Today’s American democracy evolved over 500 years. During that period, Europeans and North Americans hammered out its philosophical bases and battled through its revolutionary birth pangs. Along with our European forebears, we came by our belief in and adherence to “democracy” experientially and legitimately through centuries of difficult intellectual and physical conflict.
In the halls of American power, the old truism is true: No one reads history. If they did, they would probably not be eager to get involved in battles that have been going on for centuries, offering the curative wonders of democracy and capitalism as their one-size-fits-all solution for the ills of the world. Yet we blunder on, selling democracy rather than the basic right of self-determination, which is the right of people to choose the form of government under which they will live.
Deeply embedded in the psyche of the American people is the notion that they have the objectively most perfect form of government and economic system on the face of this earth. Even with all its faults and inequities, that may be true – at least for us Americans.
And what of Islam? Islam holds that the Koran represents the only enduring truth. It gives believers a complete and unequivocal blueprint for life, while we hold the same true for our Constitutional underpinnings.
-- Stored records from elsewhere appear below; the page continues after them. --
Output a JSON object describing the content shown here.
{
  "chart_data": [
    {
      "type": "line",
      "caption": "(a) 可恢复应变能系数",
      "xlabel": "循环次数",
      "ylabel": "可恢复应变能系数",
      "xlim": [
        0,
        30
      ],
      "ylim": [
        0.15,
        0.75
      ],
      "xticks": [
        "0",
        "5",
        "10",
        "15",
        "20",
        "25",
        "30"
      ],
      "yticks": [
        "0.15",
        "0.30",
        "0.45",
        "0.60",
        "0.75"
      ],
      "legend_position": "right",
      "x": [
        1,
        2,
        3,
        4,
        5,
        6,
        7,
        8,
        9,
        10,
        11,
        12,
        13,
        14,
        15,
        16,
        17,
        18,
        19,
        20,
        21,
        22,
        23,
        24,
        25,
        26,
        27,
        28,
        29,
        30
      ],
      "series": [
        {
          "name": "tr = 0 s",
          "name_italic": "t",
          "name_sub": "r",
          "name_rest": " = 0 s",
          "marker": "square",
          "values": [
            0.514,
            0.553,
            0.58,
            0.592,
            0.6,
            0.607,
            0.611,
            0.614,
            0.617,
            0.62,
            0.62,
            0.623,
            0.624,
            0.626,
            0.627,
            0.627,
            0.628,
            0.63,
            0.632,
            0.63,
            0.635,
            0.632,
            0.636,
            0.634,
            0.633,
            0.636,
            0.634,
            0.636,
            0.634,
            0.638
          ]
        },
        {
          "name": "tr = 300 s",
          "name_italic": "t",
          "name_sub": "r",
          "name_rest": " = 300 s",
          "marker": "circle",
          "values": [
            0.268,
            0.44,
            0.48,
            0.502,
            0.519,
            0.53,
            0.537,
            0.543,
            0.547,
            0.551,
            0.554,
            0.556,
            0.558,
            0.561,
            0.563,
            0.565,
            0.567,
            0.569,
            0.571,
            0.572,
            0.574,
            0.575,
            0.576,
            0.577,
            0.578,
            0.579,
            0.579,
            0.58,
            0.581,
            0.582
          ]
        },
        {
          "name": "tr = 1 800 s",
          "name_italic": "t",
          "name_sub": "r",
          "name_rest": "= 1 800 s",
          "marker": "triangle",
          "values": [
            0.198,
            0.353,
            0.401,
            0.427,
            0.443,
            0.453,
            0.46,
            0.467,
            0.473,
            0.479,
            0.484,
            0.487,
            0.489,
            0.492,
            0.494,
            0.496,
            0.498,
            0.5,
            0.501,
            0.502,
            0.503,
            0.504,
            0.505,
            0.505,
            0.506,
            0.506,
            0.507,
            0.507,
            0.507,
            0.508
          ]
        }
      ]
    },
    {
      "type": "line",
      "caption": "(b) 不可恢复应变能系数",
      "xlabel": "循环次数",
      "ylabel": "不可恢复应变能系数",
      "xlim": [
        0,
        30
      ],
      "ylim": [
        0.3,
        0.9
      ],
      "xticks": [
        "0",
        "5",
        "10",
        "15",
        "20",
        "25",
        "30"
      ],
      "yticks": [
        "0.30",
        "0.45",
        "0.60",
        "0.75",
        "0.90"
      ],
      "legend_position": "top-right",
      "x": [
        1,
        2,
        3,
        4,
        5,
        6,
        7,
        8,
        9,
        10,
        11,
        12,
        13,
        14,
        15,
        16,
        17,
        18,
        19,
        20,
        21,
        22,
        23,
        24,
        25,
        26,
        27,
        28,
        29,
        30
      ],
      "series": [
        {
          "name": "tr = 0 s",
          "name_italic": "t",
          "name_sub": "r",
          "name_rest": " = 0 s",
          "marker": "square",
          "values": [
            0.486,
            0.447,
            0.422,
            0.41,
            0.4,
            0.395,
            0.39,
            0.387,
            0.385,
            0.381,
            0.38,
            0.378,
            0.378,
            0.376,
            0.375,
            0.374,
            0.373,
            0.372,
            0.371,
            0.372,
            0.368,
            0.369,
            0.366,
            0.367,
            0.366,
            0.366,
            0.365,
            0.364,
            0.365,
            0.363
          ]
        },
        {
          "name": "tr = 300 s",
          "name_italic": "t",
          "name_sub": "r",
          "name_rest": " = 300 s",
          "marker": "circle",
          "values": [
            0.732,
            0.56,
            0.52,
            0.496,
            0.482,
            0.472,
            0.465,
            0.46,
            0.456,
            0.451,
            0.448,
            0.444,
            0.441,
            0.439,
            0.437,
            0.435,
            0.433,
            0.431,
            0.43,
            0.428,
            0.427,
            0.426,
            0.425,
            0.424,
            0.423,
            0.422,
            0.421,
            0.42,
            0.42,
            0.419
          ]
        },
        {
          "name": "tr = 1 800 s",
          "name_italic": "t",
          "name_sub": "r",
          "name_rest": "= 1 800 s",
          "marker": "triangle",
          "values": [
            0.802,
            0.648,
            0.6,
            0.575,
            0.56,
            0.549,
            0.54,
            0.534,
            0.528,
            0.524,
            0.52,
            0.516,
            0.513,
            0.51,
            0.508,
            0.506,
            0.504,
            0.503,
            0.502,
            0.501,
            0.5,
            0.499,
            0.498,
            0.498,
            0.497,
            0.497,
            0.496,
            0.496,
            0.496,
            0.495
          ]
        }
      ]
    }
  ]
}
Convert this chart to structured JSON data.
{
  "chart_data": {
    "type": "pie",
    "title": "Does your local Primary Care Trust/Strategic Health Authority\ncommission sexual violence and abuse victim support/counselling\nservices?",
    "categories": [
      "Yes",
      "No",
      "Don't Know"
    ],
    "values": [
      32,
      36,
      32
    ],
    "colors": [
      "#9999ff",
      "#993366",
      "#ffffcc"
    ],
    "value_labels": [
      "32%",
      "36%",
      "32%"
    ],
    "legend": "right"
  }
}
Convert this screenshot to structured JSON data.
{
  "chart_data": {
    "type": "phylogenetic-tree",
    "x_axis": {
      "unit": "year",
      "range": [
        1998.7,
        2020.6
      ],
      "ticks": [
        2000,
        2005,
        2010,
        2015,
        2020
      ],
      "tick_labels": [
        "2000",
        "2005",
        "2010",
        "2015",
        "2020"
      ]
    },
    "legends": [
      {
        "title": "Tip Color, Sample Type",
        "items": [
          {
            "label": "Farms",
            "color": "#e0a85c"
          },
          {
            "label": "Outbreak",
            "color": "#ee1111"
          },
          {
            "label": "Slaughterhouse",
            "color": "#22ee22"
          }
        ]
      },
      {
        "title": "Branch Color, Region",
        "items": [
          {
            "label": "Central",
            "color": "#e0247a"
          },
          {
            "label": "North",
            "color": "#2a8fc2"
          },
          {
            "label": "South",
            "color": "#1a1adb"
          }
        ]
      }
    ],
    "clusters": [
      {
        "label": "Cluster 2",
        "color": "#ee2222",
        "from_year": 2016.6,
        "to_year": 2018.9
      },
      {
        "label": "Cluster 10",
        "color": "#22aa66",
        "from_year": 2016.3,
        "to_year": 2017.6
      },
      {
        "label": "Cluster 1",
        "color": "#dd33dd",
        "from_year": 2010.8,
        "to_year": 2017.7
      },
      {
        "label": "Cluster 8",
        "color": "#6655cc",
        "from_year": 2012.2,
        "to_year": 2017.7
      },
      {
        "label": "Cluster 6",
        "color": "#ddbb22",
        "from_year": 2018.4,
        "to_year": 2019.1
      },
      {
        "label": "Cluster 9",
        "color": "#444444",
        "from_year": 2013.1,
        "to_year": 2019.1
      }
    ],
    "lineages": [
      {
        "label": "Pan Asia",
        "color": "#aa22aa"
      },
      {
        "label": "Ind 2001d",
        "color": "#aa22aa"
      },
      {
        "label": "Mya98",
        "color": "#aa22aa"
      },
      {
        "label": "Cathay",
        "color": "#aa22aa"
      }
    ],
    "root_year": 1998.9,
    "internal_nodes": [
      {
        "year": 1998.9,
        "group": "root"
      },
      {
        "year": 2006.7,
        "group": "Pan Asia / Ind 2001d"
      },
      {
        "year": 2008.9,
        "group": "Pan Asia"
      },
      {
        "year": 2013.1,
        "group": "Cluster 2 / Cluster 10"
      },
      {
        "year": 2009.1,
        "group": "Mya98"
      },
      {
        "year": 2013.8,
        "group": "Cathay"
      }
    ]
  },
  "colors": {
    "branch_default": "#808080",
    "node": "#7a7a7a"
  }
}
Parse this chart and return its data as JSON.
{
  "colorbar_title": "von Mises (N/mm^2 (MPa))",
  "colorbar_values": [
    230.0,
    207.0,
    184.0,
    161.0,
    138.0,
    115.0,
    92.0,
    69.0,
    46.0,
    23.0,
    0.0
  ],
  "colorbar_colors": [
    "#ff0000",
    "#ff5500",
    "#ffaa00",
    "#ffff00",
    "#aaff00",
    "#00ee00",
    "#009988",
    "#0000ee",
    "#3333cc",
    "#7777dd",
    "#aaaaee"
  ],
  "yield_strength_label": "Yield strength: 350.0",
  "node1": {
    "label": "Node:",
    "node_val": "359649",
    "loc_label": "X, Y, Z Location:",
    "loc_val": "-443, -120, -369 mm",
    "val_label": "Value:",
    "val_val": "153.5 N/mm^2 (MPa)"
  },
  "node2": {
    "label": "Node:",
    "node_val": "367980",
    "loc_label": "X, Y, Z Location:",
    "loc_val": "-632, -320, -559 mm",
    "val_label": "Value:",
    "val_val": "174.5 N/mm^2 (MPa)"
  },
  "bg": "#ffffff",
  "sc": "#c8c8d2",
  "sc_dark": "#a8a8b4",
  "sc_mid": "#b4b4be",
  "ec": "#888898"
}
Who is right? Does it even matter who is right?
Part of the problem we face in the world today is a problem of our own creation. Much of it is occasioned by our absolute conviction that we know the truth. Our truth it is based on democracy and capitalism and we will bring it messianically to the rest of the world, militarily if need be, whether they want it or not.
Americans and Muslims alike believe that their system is the best. Both parties have evangelical components. The Muslims are told it is their duty to bring Islam to the rest of the world simply because it is the perfect word of Allah. Americans are told we must bring democracy to the world because it is the absolute best form of governance on the planet. Neither side can comprehend the other’s disinterest. This conflict is like all the other ethnic, tribal, religious and ideological conflicts in the world because believers on both sides see themselves as right and their opponents as wrong.
The portent in these conflicts for the United States is that we will suffer unless we learn that there are no easy, quick fixes. What may appear to be the right thing to do in any given situation may well be wrong, or inflict further damage on mankind, or both. That understanding, which brings with it acceptance that truth is relative among different cultures, is the only thing that can possibly save us from our own inclination to “fix the world”.
The history of man gives reasonable evidence that there are endless traps lying in wait for 21st Century America. We really had better know what we are doing when we stick out a toe, however tentatively, with the notion that, in doing so, we will make the world a better place. Our current policies on Iraq and terrorism demonstrate clearly that we see the world only as we would like it to be, rather than as it really is. That lack of understanding will always serve us poorly.
Haviland Smith is a retired CIA Station Chief who served in East and West Europe and the Middle East and as Chief of the Counter-terrorism Staff. He lives in Williston.